Figure 5:

CSCs co-injected with AsPC-1 cells reduces animal survival while CFPAC conditioned medium and CFPAC in transwells increased CSC migration. Studies using AsPC-1 cells (0.75 × 10⁶), AsPC-1 (0.75 × 10⁶), + CSC cells (0.75 × 10⁶), AsPC-1 (0.75 × 10⁶), + CSCs (1.5 × 10⁶), or CSCs alone (0.75 × 10⁶) were injected intraperitoneally into NOD/SCID mice. Survival from was noted from time of tumor cell injection. Statistical group differences in survival time were calculated using log rank testing (Mantel-Cox) with reduction in survival noted in combined injected cell populations PCSC / AsPC-1 (1:1- p=000.6 and 1:2- p =0.0023) as compared to AsPC-1 cells alone (A). Study was concluded on day 80 with no loss of CSC injected animals (p=0.0001, A) (n=6/group). Consistent with C1P enhanced migration (A, *p=0.0184, 45%± 0.43 SEM), CSCs treated with CFPAC-conditioned medium (B, **p=0.0025, 59%± 2.5 SEM) significantly increased wound closure in CSC scratch assays as compared to unconditioned CFPAC medium (23%± 1.1 SEM) or control medium (36%±2.2 SEM) (B, n=3/condition/experiment performed a minimum of 4 occasions).

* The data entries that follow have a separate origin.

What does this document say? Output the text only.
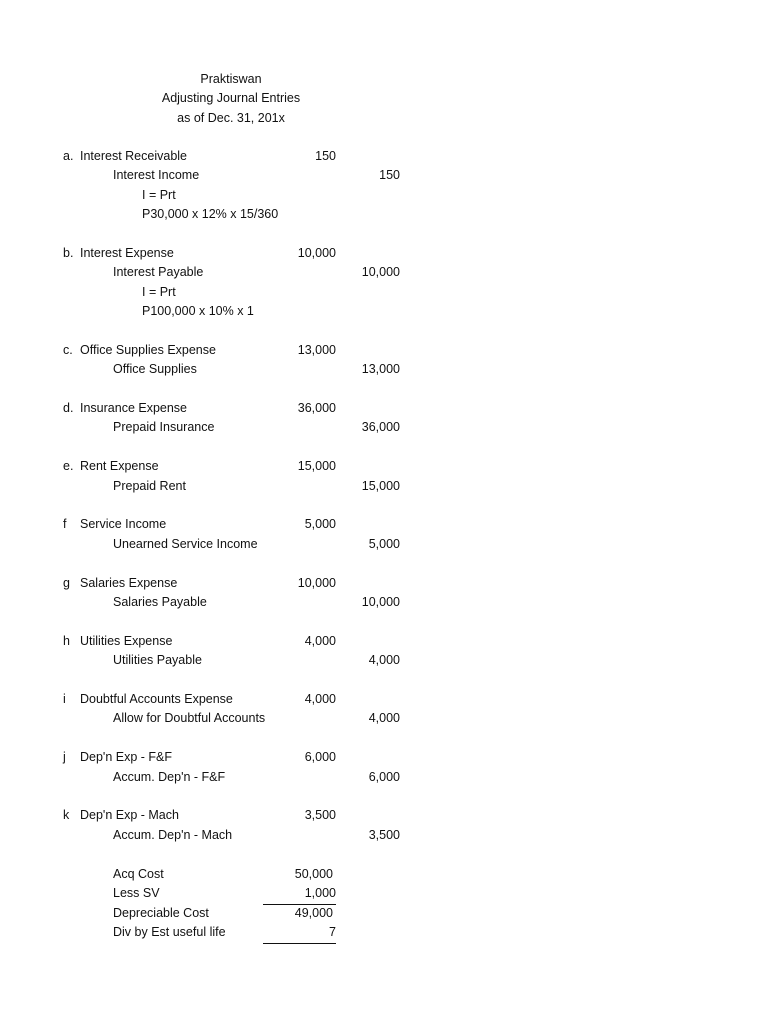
Praktiswan
Adjusting Journal Entries
as of Dec. 31, 201x
a. Interest Receivable	150
Interest Income	150
I = Prt
P30,000 x 12% x 15/360
b. Interest Expense	10,000
Interest Payable	10,000
I = Prt
P100,000 x 10% x 1
c. Office Supplies Expense	13,000
Office Supplies	13,000
d. Insurance Expense	36,000
Prepaid Insurance	36,000
e. Rent Expense	15,000
Prepaid Rent	15,000
f Service Income	5,000
Unearned Service Income	5,000
g Salaries Expense	10,000
Salaries Payable	10,000
h Utilities Expense	4,000
Utilities Payable	4,000
i Doubtful Accounts Expense	4,000
Allow for Doubtful Accounts	4,000
j Dep'n Exp - F&F	6,000
Accum. Dep'n - F&F	6,000
k Dep'n Exp - Mach	3,500
Accum. Dep'n - Mach	3,500
Acq Cost	50,000
Less SV	1,000
Depreciable Cost	49,000
Div by Est useful life	7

Transwell co-culture of CFPAC cells with wounded CSCs significantly enhanced wound closure (B,**p=0.471, 43%± 2.6 SEM) consistent with that seen with C1P (B,*p=0.0035, 46%± 6.2 SEM) as compared to control (C, 19%± 3.3 SEM) (n=4/condition/experiment performed a minimum of 3 occasions). CFPAC-conditioned medium induced a similar pattern of MAPK phosphorylation with densitometry analysis indicating a 5-fold increase in pMAPK (D, n=2,two different occasions, representative blot).